JokeR: seqgan for Joke generation (Tensorflow)

SeqGAN implementation for generating jokes using an RNN and LSTM.

Generating jokes is a challenging and understudied task of Natural Language Processing. A computer that intends and succeeds to generate jokes could be deemed artificially intelligent. We present a couple of novel approaches to joke generation, such as using SeqGAN and a language model. We implement a variety of word-level models to tackle parts of the joke-generation problem, namely text generation and joke classification. Ideally, merging these steps will allow for a model to write joke candidates, that are then pruned by a well-trained classifier. We train these models from a corpus of 231,657 userwritten jokes scraped from reddit.com

Samples

Some sample jokes that the model generated.

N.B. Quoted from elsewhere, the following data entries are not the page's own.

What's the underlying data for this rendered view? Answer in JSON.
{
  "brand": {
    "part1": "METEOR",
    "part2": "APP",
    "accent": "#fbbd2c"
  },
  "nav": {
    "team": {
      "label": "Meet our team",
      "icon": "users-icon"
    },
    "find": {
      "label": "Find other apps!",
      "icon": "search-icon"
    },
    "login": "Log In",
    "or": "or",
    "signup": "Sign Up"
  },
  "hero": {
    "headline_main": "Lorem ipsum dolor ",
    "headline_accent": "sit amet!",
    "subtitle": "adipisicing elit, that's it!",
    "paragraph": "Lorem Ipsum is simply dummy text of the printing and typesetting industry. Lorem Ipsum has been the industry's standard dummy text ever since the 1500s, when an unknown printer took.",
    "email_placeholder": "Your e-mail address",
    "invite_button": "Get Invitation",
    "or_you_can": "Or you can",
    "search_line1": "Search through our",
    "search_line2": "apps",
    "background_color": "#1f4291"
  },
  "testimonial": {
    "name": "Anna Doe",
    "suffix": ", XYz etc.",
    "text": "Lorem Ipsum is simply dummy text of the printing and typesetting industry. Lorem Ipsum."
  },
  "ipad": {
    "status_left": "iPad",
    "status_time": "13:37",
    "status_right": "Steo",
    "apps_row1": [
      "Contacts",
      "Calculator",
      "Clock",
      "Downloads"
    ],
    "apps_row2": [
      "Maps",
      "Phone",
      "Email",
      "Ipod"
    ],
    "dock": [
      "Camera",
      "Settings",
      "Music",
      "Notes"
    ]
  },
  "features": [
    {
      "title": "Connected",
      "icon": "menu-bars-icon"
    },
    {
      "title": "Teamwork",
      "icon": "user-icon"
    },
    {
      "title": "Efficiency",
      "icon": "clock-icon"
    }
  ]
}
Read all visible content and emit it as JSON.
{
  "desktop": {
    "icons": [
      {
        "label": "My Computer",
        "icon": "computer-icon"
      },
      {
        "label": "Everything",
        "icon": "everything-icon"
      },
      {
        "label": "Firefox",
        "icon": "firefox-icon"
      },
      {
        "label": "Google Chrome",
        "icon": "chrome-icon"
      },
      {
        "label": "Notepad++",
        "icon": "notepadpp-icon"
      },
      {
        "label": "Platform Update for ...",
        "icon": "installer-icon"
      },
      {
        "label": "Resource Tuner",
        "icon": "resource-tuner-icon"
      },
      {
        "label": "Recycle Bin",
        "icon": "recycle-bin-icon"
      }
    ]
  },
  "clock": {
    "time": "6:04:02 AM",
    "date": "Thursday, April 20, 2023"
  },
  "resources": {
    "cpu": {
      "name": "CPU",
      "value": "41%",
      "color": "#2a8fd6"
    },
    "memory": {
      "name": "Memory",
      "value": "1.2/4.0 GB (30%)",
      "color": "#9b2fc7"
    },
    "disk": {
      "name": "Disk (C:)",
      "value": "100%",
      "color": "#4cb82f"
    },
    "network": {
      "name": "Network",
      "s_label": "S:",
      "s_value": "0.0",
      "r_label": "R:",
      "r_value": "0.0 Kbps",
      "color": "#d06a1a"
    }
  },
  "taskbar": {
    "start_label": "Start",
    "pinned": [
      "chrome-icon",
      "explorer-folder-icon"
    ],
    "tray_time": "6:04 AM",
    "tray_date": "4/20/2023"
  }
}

• I was in the bar, but I wasn’t the bartender.

• What do you call a bar, a bar because it was a bar

• What do you call a girlfriend? a child to the bar.

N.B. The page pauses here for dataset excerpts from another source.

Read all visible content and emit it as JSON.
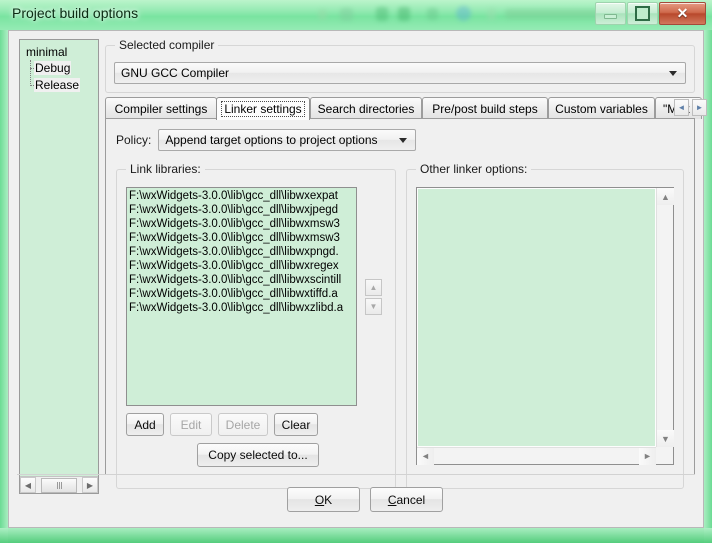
{
  "window": {
    "title": "Project build options",
    "buttons": {
      "minimize": "Minimize",
      "restore": "Restore",
      "close": "✕",
      "close_name": "Close"
    }
  },
  "tree": {
    "root": "minimal",
    "children": [
      "Debug",
      "Release"
    ]
  },
  "compiler_group": {
    "title": "Selected compiler",
    "selected": "GNU GCC Compiler"
  },
  "tabs": [
    {
      "label": "Compiler settings",
      "active": false
    },
    {
      "label": "Linker settings",
      "active": true
    },
    {
      "label": "Search directories",
      "active": false
    },
    {
      "label": "Pre/post build steps",
      "active": false
    },
    {
      "label": "Custom variables",
      "active": false
    },
    {
      "label": "\"Mak",
      "active": false
    }
  ],
  "tab_nav": {
    "prev": "◄",
    "next": "►"
  },
  "policy": {
    "label": "Policy:",
    "value": "Append target options to project options"
  },
  "link_libraries": {
    "group_title": "Link libraries:",
    "items": [
      "F:\\wxWidgets-3.0.0\\lib\\gcc_dll\\libwxexpat",
      "F:\\wxWidgets-3.0.0\\lib\\gcc_dll\\libwxjpegd",
      "F:\\wxWidgets-3.0.0\\lib\\gcc_dll\\libwxmsw3",
      "F:\\wxWidgets-3.0.0\\lib\\gcc_dll\\libwxmsw3",
      "F:\\wxWidgets-3.0.0\\lib\\gcc_dll\\libwxpngd.",
      "F:\\wxWidgets-3.0.0\\lib\\gcc_dll\\libwxregex",
      "F:\\wxWidgets-3.0.0\\lib\\gcc_dll\\libwxscintill",
      "F:\\wxWidgets-3.0.0\\lib\\gcc_dll\\libwxtiffd.a",
      "F:\\wxWidgets-3.0.0\\lib\\gcc_dll\\libwxzlibd.a"
    ],
    "reorder": {
      "up": "▲",
      "down": "▼"
    },
    "buttons": [
      {
        "label": "Add",
        "enabled": true
      },
      {
        "label": "Edit",
        "enabled": false
      },
      {
        "label": "Delete",
        "enabled": false
      },
      {
        "label": "Clear",
        "enabled": true
      }
    ],
    "copy_button": "Copy selected to..."
  },
  "other_linker_options": {
    "group_title": "Other linker options:",
    "value": "",
    "scroll": {
      "up": "▲",
      "down": "▼",
      "left": "◄",
      "right": "►"
    }
  },
  "dialog_buttons": {
    "ok": {
      "pre": "",
      "mnemonic": "O",
      "post": "K"
    },
    "cancel": {
      "pre": "",
      "mnemonic": "C",
      "post": "ancel"
    }
  },
  "colors": {
    "glass_green": "#5fd484",
    "field_green": "#cfeed7",
    "dialog_face": "#f0f0f0",
    "close_red": "#c0522f"
  }
}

• I was in the bar and the bar says I am not a bar.

Usage

To train the default model to generate lines from sample_text.txt, use:

>>> ./train

To sample from a trained model, use:

>>> ./sample <sample_len>

To specify your own text, use:

>>> ./train -t /path/to/your/file.txt

To see all the training options, use:

>>> ./train --help

This gives

usage: train.py [-h] [-t TEXT] [-l SEQ_LEN] [-b BATCH_SIZE] [-n NUM_STEPS]
                [-e NUM_EPOCHS] [-c] [-p LEARN_PHASE]

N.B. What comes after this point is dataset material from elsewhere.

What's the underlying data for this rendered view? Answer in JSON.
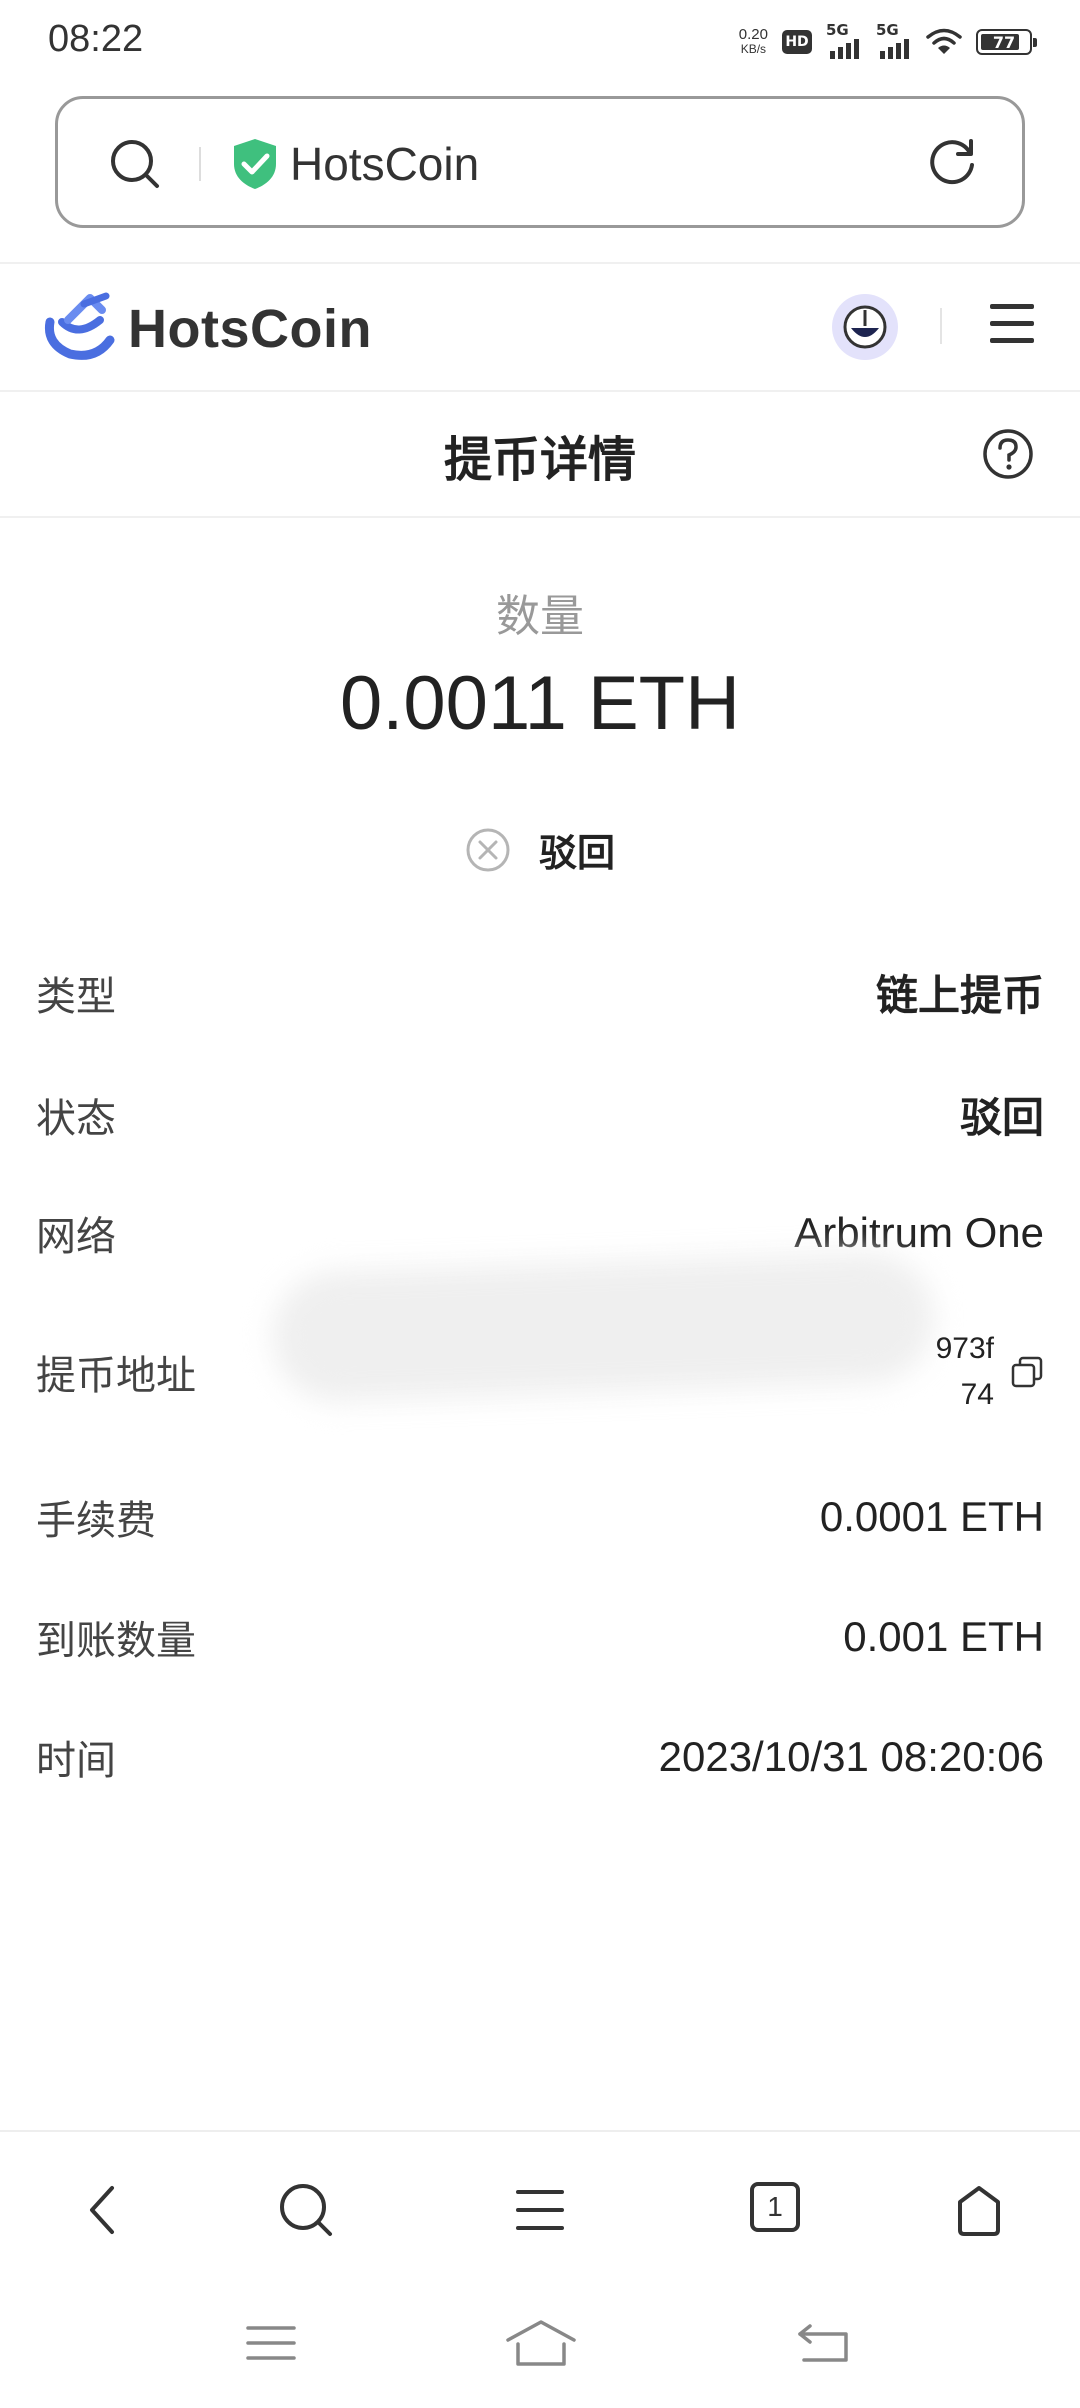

Train a SeqGAN model on some text.

optional arguments:
  -h, --help            show this help message and exit
  -t TEXT, --text TEXT  path to the text to use
  -l SEQ_LEN, --seq_len SEQ_LEN
                        the length of each training sequence
  -b BATCH_SIZE, --batch_size BATCH_SIZE
                        size of each training batch
  -n NUM_STEPS, --num_steps NUM_STEPS
                        number of steps per epoch
  -e NUM_EPOCHS, --num_epochs NUM_EPOCHS
                        number of training epochs
  -c, --only_cpu        if set, only build weights on cpu
  -p LEARN_PHASE, --learn_phase LEARN_PHASE
                        learning phase (None for synchronized)